Belying its austere reputation for pure science and the search for fact, the European Space Agency (ESA) is branching out—into fantasy film-making.

ESA has released a six-and-a-half-minute work, complete with a TV star, Oscar-nominated director and dramatic digital effects, that turns the spotlight on its historic mission to explore a comet.

Called Ambition, the short film features Irish actor Aiden Gillen—a star in TV's Game of Thrones—as a mind master in a world where humans have the powers of demi-gods.

He oversees an apprentice, Aisling Franciosi, in using mental powers to assemble asteroids and planets, drawing on the pioneering experience of Rosetta to understand how life is formed.

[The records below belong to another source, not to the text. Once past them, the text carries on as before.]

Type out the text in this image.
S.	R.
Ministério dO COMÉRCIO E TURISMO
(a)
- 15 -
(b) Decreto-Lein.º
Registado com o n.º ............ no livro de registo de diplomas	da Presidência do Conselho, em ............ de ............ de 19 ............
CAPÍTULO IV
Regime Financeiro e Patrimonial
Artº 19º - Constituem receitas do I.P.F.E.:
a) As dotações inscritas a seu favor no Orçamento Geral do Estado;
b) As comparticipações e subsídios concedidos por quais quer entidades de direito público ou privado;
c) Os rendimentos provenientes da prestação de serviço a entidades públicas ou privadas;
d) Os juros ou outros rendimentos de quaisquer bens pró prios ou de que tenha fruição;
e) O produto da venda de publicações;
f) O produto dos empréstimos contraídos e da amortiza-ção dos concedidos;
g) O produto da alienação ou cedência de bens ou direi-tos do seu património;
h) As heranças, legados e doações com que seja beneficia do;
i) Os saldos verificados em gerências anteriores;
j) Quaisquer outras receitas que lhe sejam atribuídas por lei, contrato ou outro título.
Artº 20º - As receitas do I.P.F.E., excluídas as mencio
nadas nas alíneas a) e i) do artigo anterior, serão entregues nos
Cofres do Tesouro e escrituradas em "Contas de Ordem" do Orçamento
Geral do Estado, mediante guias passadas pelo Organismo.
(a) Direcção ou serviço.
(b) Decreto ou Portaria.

The film—which can be seen on www.esa.int/spaceinvideos/Vide … bition_the_film—is directed by Poland's Tomek Baginski, nominated for an Oscar for a short movie, Katedra, in 2003.

Filmed in Iceland and digitally enhanced, it was released last Friday at a festival in London.

Launched in 2004, Rosetta is an unmanned probe that has taken more than a decade and more than six billion kilometres (3.75 billion miles) to reach its target, Comet 67P/Churyumov-Gerasimenko.

Rosetta is now in close orbit around the comet at a distance of around 400 million kilometres from the Sun.

The scout will send down a robot lander, Philae, on November 12 to carry out on-the-spot scientific tests.

Comets are believed by astrophysicists to be made of ancient ice and dust left from the building of the Solar System.

Experts see them as time capsules of primeval material that may give insights into how the planets formed after the Sun flared into light.

Some also believe that, by bombarding the infant Earth with water and organic molecules, they provided our planet with the building blocks of life—a theory called pan-spermia.